Figure 1Pre-contrast and contrast enhanced ultrasound of the pancreatic lesion. A: A complicated cystic lesion (arrow) measuring 2 cm was detected in the tail of the pancreas by grayscale ultrasound in a 32-year-old male patient; B: Peripheral nodular and internal septal isoenhancement (arrow) in the arterial phase was shown on contrast-enhanced ultrasound; C and D: The enhanced part of the lesion exhibited mild hyperenhancement in the early venous phase without definite washout in the late venous phase. The cystic component did not show any enhancement through either phase.

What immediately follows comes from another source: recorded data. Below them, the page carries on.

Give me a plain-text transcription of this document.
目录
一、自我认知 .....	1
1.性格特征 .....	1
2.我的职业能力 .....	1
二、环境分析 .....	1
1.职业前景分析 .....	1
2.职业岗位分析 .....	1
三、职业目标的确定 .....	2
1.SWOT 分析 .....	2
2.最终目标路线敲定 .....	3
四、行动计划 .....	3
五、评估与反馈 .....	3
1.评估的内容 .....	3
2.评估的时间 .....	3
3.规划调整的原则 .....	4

Figure 2Pre-operative computed tomography scan of the pancreatic lesion. A: A slightly low-density nodule measuring 2.2 cm (arrow) was found in the tail of the pancreas on unenhanced computed tomography (CT); B and C: Septa were faintly visible whereas no salient enhancement was presented within the lesion (arrows) in either the arterial or the venous phases on axial contrast-enhanced CT.

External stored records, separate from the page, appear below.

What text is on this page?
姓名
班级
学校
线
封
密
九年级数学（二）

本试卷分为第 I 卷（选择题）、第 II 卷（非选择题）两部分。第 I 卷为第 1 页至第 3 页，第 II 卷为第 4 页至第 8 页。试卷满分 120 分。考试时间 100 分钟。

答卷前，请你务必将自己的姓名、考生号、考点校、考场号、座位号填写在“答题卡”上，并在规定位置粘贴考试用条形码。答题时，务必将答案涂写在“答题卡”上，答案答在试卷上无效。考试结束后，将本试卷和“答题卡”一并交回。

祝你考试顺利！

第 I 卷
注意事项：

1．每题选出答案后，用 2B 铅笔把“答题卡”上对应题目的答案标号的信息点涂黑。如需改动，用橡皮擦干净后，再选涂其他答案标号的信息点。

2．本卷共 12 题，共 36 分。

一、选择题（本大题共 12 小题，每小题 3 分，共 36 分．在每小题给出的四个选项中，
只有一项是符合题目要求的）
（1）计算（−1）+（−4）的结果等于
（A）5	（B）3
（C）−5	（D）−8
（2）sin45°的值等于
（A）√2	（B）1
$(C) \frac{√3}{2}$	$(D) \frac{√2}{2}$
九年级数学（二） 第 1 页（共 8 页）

Figure 3Hematoxylin-eosin staining of the cavernous hemangioma arising from the intrapancreatic accessory spleen. A: Large dilated vascular spaces (asterisk) separated by fibrous septa and endothelial cells (arrows) lining on the surface of the vascular spaces were observed in the intermediate-power view (original magnification, 200×); B: A high-powered photomicrograph (original magnification, 400×) illustrated splenic tissues (triangles) adjacent to the vascular spaces.